My sister was the same way. Her and her friend 'Poohy' would go out in the morning perfectly clean and sweet and would come home without shoes or pants dragging whatever large mammal they found or killed for themselves. They frightened me. She was the one who would sing 'Rock the Catbox' for 'Rock the Casbah' by the Clash. Now she lives in Australia and get's busted by her hillbilly children all the time for her Canadian Accent - which I protest since we HAVE no accent. We are the purest form of the language. We don't say EH or ABOOT and made all that stuff up to mock others who mock us. Go ahead..try fitting in by saying aboot around a group of us. First we laugh and then we feed you to the Judgement Bears.

Simply Suthern said...

I sing, I mean I sing all the time. Prob is I know about 5 words to every song so the rest is mumbled or made up. The misconscrewed words to the Elvis song Suspicious Minds Starts out " We're caught in a trap" comes out "We're call'in a trout". It's a gift. When I am singing along at work my work bud here always asked "who sings that song? Well why dont you let him sing it."

Anonymous said...

Love this. My 1st wife was up to the same thing.
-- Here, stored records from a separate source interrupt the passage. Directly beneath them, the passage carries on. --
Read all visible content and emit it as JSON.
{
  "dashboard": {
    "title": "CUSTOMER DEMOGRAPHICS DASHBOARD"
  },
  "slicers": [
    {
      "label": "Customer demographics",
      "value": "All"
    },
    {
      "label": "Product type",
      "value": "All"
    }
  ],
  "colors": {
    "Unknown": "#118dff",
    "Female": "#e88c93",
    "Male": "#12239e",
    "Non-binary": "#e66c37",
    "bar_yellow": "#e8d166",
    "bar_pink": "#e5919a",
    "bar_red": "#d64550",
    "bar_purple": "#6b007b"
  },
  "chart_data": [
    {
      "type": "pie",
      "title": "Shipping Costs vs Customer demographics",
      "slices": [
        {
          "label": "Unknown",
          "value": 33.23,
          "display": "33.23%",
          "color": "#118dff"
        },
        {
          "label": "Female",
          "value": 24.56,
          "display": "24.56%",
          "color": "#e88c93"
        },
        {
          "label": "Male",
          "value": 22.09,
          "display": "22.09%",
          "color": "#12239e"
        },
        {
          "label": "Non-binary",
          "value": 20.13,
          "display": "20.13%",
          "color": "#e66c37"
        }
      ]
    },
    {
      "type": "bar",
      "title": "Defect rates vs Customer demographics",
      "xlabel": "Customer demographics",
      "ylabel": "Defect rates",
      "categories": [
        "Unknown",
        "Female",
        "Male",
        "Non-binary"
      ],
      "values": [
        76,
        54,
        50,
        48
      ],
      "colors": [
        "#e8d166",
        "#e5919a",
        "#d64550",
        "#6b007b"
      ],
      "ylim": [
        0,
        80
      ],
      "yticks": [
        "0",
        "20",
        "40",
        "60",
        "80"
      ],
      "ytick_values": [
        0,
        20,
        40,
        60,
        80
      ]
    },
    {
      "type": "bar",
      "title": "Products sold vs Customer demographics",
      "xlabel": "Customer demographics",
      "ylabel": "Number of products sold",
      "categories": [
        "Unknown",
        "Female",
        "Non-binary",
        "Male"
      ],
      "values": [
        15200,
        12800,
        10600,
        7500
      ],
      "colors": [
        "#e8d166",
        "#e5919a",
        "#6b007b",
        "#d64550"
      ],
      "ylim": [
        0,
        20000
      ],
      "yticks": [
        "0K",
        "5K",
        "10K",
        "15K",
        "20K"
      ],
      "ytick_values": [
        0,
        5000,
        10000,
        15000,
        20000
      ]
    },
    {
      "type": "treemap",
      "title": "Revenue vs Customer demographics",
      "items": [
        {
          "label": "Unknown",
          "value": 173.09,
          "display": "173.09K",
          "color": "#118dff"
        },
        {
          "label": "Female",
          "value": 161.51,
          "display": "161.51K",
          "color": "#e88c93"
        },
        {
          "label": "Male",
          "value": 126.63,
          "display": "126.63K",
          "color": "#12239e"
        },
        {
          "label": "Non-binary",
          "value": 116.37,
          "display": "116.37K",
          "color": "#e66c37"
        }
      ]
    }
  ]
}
She thought the old song Poetry in Motion was 'Oh, a tree in motion', and Guantanamara was 'Once on a meadow'. Dave Barry had a hilarious piece on misheard lyrics with one of my favorites being from the BB Help Me Rhonda, which was: "Since you put me down I've had owls puking in my bed."

Anonymous said...

I worked with a guy who would change the lyrics to every song on the radio, he was real funny and good at it too.
His faveorite song was "I Will Dismember(Remember) You"

Secretia

Unknown said...

And it is because of my sister's piano lessons that I always think the Theme to The Godfather is going to stop and start over again and again at the same part...

Angel Of Harlem ~ U2
Salvation Army Blues, sang those lyrics for years

Peace ~ Rene

anon said...

Deep Purple still insists that I've got the lyrics to their "Slow Talkin' Walter, A Fire in His Eyes"
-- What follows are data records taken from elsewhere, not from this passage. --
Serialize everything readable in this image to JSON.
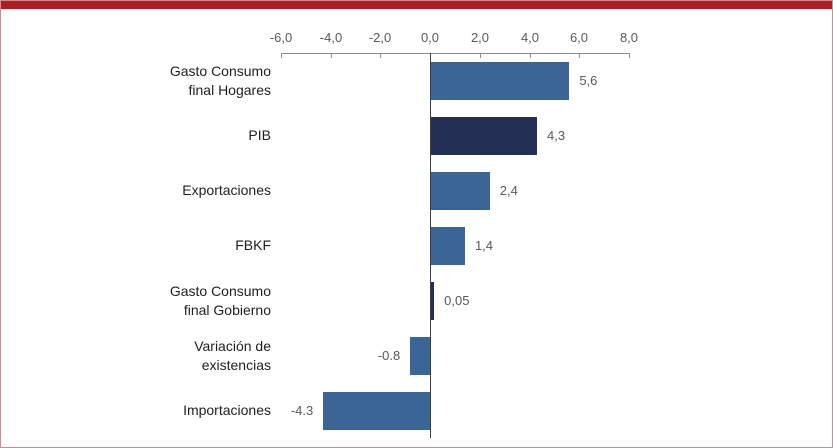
{
  "chart_data": {
    "type": "bar",
    "orientation": "horizontal",
    "title": "",
    "categories": [
      "Gasto Consumo final Hogares",
      "PIB",
      "Exportaciones",
      "FBKF",
      "Gasto Consumo final Gobierno",
      "Variación de existencias",
      "Importaciones"
    ],
    "category_display": [
      "Gasto Consumo\nfinal Hogares",
      "PIB",
      "Exportaciones",
      "FBKF",
      "Gasto Consumo\nfinal Gobierno",
      "Variación de\nexistencias",
      "Importaciones"
    ],
    "values": [
      5.6,
      4.3,
      2.4,
      1.4,
      0.05,
      -0.8,
      -4.3
    ],
    "value_labels": [
      "5,6",
      "4,3",
      "2,4",
      "1,4",
      "0,05",
      "-0.8",
      "-4.3"
    ],
    "bar_color_keys": [
      "steel",
      "navy",
      "steel",
      "steel",
      "navy",
      "steel",
      "steel"
    ],
    "xlim": [
      -6,
      8
    ],
    "x_ticks": [
      -6,
      -4,
      -2,
      0,
      2,
      4,
      6,
      8
    ],
    "x_tick_labels": [
      "-6,0",
      "-4,0",
      "-2,0",
      "0,0",
      "2,0",
      "4,0",
      "6,0",
      "8,0"
    ],
    "axis_position": "top",
    "grid": false,
    "legend": false
  },
  "colors": {
    "steel": "#3A6595",
    "navy": "#242F56",
    "accent_bar": "#A82127",
    "frame_border": "#D08A8E",
    "axis_line": "#8C8C8C",
    "zero_line": "#3F3F3F",
    "tick_label": "#595959",
    "value_label": "#595959",
    "category_label": "#1F1F1F"
  }
}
They keep muttering something about smoke and water or the sky burning down, which is just ridiculous.

Pearl said...

Love all the lyrics.

:-)

I used to have a boyfriend who thought Peter Gabriel's "Bring Me a Higher Love" was "Bring Me An Iron Lung".
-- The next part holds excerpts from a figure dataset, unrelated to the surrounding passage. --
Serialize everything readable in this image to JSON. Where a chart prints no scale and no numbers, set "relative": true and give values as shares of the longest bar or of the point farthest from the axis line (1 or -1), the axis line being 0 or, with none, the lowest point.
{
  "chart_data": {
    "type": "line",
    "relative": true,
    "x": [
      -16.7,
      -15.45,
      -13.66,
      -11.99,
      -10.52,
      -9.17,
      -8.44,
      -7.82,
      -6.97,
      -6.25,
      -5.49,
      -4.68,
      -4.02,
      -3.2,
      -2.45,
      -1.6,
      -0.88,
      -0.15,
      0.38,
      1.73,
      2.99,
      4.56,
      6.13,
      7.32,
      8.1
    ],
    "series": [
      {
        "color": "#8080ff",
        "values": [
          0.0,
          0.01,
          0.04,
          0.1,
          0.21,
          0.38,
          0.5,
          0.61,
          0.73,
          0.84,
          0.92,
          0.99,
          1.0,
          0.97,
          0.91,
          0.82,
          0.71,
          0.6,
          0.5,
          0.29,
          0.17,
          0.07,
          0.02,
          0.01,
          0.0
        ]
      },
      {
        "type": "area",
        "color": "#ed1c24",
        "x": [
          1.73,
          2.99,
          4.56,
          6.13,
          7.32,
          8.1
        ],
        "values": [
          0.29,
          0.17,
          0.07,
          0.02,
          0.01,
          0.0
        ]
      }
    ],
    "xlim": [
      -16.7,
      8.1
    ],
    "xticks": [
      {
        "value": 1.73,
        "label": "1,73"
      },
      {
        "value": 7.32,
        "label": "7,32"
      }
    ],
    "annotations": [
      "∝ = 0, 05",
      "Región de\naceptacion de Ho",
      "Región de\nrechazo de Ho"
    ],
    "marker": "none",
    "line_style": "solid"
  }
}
I've never forgotten that man.

Willoughby said...

I'm still trying to figure out all the words to Blinded By The Light (and have been since the late 70's).

My husband has a gift for picking up the words to any song. When we were dating, I actually thought he knew the words to every song ever written.

Madame DeFarge said...

This is exactly why I prefer ignoring lyrics and believe that every song is just endless dooby dooby doos.

De Campo said...

I hear you.

My Great Aunt Betty ruined any objective interpretation of N.W.A joints forever.

Anonymous said...

Oh that is funny! My oldest has really roughed up some Bon Jovi. I can't even listen to it straight any more.

http://howtobecomeacatladywithoutthecats.blogspot.com said...

Siblings... so many opportunities to annoy each other! Now I can't get those songs & lyrics out of my head. Thanks, Pearl, you little...

Fragrant Liar said...

When I was a kid in the late 60s, I sang these words with full-on straight-faced sincerity: "I'm your penis, I'm your balls of joy, desire."

Made total sense to me.

Jocelyn said...

If you both still get Jimi "Excuse me, while I kiss this guy" Hendrix, though, it's a draw.

Douglas said...

I have been known to mix up a fresh batch of lyrics for any oldie that happens to be playing at the moment. The fresh batch will not be clean...

Jeanne Estridge said...

Let's ride with the family down the street
Through the
Courtesy of Fred's two feet....

(Just in case you were wondering.)

Tempo said...

Oh come on now! Most peoples misunderstood lyrics are much better than the originals...
Id give you some examples from OZ but youve probably never heard of our little bands like Cold Chisel, ACDC, Rose Tattoo, Angels, george Thourogood etc...

Roses said...

It's a Hard Egg, by Bonnie Tyler still makes me laugh.

Kevin Musgrove said...

I'm still convinced there's an old Red Allen song called "Stick Out Your Tongues, Here Comes The Forgotten Man"

Lesley said...

Queen's Bohemian Rhapsody, everyone knows the correct lyrics are:

Spare him his life for his pork sausages.

I've never worked out why people always snigger when I sing it though.